Your anti-spoofing configuration should look something like this:
- eth0: External, but exclude the subnet 10.60.90.0/24 (you mark this as "don't inspect traffic from" in R80+, there's a similar setting in earlier versions)
- eth1: Internal (anti-spoofing should contain entire VPC space, so 10.60/16)
If the vSEC instance isn't able to resolve DNS correctly across the VPN, it may be that your encryption domain does not include the IP address of the vSEC instance.
If your server in the VPC can't access the Internet, most likely you have not configured routing and NAT rules correctly.
I would encourage you to review the Getting Started Guide, which should cover that.
Note the NAT rule will be configured to hide the traffic behind the private eth0 IP (not the public Elastic IP).

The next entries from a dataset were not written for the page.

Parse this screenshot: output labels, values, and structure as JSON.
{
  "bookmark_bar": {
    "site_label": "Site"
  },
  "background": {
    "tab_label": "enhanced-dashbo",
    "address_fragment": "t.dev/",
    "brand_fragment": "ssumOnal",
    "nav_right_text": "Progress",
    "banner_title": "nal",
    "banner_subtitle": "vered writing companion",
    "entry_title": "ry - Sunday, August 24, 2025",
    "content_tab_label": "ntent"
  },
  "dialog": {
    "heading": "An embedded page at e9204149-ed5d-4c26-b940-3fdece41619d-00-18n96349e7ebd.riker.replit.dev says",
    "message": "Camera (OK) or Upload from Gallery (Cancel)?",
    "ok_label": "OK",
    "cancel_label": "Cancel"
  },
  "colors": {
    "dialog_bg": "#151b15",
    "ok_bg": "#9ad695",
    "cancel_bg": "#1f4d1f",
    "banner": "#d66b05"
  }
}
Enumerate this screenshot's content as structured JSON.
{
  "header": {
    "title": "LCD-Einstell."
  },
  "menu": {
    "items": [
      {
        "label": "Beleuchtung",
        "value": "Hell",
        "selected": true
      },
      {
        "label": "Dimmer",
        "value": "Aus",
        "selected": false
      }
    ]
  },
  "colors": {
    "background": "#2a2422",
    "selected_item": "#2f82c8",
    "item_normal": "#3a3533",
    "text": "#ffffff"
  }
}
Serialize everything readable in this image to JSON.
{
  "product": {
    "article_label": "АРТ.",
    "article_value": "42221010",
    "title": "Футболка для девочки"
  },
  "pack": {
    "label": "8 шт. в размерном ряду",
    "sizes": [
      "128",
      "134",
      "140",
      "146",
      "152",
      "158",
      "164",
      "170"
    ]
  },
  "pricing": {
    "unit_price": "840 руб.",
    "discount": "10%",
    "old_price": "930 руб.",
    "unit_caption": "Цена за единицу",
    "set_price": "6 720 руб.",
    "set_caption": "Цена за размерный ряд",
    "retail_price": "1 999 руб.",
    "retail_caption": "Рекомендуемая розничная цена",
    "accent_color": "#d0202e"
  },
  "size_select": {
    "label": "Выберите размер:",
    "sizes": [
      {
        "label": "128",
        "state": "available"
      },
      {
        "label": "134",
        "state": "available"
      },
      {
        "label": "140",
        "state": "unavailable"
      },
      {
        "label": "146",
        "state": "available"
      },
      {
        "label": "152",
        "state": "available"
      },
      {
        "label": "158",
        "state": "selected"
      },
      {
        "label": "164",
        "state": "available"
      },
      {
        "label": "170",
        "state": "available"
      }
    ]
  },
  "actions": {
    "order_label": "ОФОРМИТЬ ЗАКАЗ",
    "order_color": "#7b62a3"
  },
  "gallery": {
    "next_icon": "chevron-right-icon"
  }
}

I'm not sure I understand.
It would be really helpful if you posted a simplified diagram showing the various components and the traffic flows you are having issues with.
Are you trying to use the vSEC gateway in AWS for all ingress/egress traffic between your central office and the Internet?
If this is what you're trying to do, remember that you pay Amazon per-gigabyte of data transferred (whether over VPN or not).
Such a configuration could get expensive fairly quickly.
Are you terminating the VPN from your Central Office on the vSEC instance or terminating it on the VPN endpoint in AWS?
It makes a difference in terms of what the configuration would be.
In general, routing needs to be established in two places:
- At the Central Office side (to ensure you can route to the VPC)
- Inside the VPC (each subnet in AWS has its own routing table that will need to be configured with the appropriate next hop for each subnet).
If you're trying to reach the Internet (whether from your Central Office or your VPC), you will need to configure a rule similar to what is described in here: Secure outgoing Internet connections for VPC Instances in AWS.
If you want to expose the server in the VPC to the Internet (e.g. it's a server), check the vSEC Gateway for Amazon Web Services Getting Started Guide.